Além disso, como medida de segurança, uma reclusa para recebimento de presos foi viabilizada. O local também é disponibilizado para a entrada das marmitas dos detentos. Depois de entrarem na unidade prisional, por esta reclusa, os presos passam pelo detector de metais, e depois por um scanner.
A unidade conta com dois scanners, um para pessoas e um para produtos.
PANDEMIA
O sistema carcerário também foi afetado pela pandemia de covid-19. Embora, o cadeião de Guarapuava não tenha casos confirmados da doença, a rotina foi alterada com a suspensão das visitas. Por isso, as famílias enviam ‘sacolas’ via Sedex. Fávaro explicou que isso mudou no dia-a-dia da unidade.
“Com a pandemia tivemos um aumento significativo no número de arremessos ao solário. A tentativa de ingressar esses objetos no estabelecimento prisional ocorria por meio de visitas, que agora, estão suspensas”.

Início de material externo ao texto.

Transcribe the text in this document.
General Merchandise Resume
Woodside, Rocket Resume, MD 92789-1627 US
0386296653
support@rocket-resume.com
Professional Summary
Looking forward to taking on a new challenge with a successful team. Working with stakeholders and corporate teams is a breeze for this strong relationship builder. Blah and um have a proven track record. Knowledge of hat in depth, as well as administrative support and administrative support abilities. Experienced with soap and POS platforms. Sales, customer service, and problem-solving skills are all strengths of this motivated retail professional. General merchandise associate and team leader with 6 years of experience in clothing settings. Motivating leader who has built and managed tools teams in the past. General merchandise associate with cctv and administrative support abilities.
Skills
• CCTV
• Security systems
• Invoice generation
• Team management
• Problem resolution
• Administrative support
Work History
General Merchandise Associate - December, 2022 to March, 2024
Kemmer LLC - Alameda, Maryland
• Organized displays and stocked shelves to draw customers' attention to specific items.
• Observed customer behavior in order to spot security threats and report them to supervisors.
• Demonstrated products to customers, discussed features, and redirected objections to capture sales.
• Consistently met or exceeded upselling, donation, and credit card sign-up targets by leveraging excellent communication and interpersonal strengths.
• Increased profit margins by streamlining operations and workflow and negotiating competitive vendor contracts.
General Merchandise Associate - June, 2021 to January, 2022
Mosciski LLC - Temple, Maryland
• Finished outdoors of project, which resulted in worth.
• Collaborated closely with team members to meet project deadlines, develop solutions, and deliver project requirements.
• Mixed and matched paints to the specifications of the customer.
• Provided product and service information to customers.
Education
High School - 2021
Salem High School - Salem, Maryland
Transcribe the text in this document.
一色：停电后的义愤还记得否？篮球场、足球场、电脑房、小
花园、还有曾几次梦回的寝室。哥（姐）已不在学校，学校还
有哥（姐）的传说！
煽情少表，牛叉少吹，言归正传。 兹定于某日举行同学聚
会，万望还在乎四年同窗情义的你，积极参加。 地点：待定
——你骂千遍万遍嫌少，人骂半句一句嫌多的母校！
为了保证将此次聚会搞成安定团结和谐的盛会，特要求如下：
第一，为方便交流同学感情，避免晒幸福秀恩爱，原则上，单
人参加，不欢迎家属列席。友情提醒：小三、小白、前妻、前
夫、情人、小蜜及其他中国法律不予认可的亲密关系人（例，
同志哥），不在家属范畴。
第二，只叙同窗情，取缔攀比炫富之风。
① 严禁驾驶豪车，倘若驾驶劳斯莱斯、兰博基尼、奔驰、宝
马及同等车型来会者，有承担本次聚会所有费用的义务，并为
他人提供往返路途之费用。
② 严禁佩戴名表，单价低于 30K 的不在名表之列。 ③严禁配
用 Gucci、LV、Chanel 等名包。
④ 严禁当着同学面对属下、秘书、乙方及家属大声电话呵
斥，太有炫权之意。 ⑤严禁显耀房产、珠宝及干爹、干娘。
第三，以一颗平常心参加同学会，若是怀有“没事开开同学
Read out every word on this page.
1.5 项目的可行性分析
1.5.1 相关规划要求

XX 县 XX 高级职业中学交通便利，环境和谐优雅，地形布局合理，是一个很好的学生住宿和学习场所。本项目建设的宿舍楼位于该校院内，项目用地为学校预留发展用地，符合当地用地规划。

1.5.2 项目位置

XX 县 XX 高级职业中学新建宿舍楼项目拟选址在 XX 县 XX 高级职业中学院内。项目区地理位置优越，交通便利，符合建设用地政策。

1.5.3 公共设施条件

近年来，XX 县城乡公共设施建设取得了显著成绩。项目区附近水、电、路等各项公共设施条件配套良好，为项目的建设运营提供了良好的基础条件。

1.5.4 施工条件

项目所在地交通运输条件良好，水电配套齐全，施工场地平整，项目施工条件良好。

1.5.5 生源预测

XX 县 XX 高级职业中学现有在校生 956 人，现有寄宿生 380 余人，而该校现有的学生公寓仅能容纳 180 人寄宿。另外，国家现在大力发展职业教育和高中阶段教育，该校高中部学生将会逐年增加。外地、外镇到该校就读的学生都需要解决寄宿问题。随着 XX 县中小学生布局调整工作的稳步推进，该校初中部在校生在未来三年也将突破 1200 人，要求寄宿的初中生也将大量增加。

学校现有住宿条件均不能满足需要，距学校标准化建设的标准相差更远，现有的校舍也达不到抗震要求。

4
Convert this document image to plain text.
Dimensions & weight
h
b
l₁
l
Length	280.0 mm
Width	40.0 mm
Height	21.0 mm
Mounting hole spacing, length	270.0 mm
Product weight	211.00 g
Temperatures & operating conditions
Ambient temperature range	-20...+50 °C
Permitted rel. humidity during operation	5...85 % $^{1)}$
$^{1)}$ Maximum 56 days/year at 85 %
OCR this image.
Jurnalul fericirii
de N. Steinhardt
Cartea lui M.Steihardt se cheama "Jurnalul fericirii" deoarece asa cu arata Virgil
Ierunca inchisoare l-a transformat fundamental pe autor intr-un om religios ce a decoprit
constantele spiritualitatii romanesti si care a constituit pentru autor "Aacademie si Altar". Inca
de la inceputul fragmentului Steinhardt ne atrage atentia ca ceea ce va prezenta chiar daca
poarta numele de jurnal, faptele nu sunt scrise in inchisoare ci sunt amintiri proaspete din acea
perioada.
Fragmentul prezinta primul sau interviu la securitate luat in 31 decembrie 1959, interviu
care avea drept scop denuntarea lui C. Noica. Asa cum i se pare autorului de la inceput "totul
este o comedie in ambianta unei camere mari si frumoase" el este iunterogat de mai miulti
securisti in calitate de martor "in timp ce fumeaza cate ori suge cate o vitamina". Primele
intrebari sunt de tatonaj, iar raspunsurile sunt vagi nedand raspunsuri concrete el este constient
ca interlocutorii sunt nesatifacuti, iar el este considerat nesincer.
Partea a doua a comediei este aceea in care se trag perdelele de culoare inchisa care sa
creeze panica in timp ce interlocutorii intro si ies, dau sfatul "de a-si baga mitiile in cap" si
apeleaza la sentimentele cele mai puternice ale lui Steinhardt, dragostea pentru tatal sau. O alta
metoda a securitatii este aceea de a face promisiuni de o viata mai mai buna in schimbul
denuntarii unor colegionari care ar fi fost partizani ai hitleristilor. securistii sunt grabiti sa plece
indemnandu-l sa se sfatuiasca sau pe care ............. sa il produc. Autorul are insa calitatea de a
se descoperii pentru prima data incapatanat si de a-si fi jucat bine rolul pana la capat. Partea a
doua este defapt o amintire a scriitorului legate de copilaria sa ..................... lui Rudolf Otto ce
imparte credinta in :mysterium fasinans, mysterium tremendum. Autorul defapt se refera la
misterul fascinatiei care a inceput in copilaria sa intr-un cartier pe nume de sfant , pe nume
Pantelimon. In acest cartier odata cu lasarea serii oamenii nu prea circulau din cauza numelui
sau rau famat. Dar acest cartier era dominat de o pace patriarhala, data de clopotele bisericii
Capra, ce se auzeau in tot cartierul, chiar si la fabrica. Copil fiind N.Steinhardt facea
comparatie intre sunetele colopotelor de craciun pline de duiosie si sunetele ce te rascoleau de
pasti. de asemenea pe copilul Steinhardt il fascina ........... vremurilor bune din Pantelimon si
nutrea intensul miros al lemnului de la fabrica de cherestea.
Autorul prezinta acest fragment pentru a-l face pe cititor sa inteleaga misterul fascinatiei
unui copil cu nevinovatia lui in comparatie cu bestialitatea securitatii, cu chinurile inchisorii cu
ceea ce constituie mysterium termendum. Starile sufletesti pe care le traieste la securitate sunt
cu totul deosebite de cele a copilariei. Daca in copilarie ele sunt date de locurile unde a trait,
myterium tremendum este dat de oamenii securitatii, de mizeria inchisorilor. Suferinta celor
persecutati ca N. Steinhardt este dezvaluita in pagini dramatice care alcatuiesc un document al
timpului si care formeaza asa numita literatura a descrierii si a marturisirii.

Dessa maneira, para garantir a procedência dos produtos enviados pelas famílias, é preciso anexar ao pacote uma cédula de identidade. Além disso, as encomendas são abertas, apenas, 48h depois da entrega, por conta da covid-19.
Por fim, é evidente que a unidade prisional demanda atenção. Neste ano, sete detentos já morreram dentro do estabelecimento prisional.
Além disso, novembro teve recorde de tentativas de fuga em 30 dias. Porém, das 13 situações, os guardas prisionais conseguiram frustrar 12 fugas. A única fuga exitosa ainda teve desdobramentos, uma vez que depois de fugirem da unidade prisional, os detentos participaram de um assalto no distrito da Palmeirinha, em Guarapuava.
Um dos presos que conseguiu fugir neste ano, tinha um longo histórico de sucesso em fugas. Isso porque, quando fugiu da Cadeia de Guarapuava, em 6 de novembro, foi informado que seria a 9ª vez que ele teve êxito em fugir de unidades prisionais do PR. Ele acabou sendo morto em um confronto com a Polícia Militar nessa terça (8).
Por fim, ao ser questionado sobre o comportamento dos presos, Wellington, o gestor, foi enfático. “Geralmente quem comete homicídio, é alguém que age de momento. Chega aqui, e vê tudo o que perdeu” – Você considera então que a cadeia é uma reflexão pra essas pessoas?
A cadeia é uma reflexão PARA MIM há 18 anos.
Outras imagens e “realidades” serão divulgadas em outras reportagens.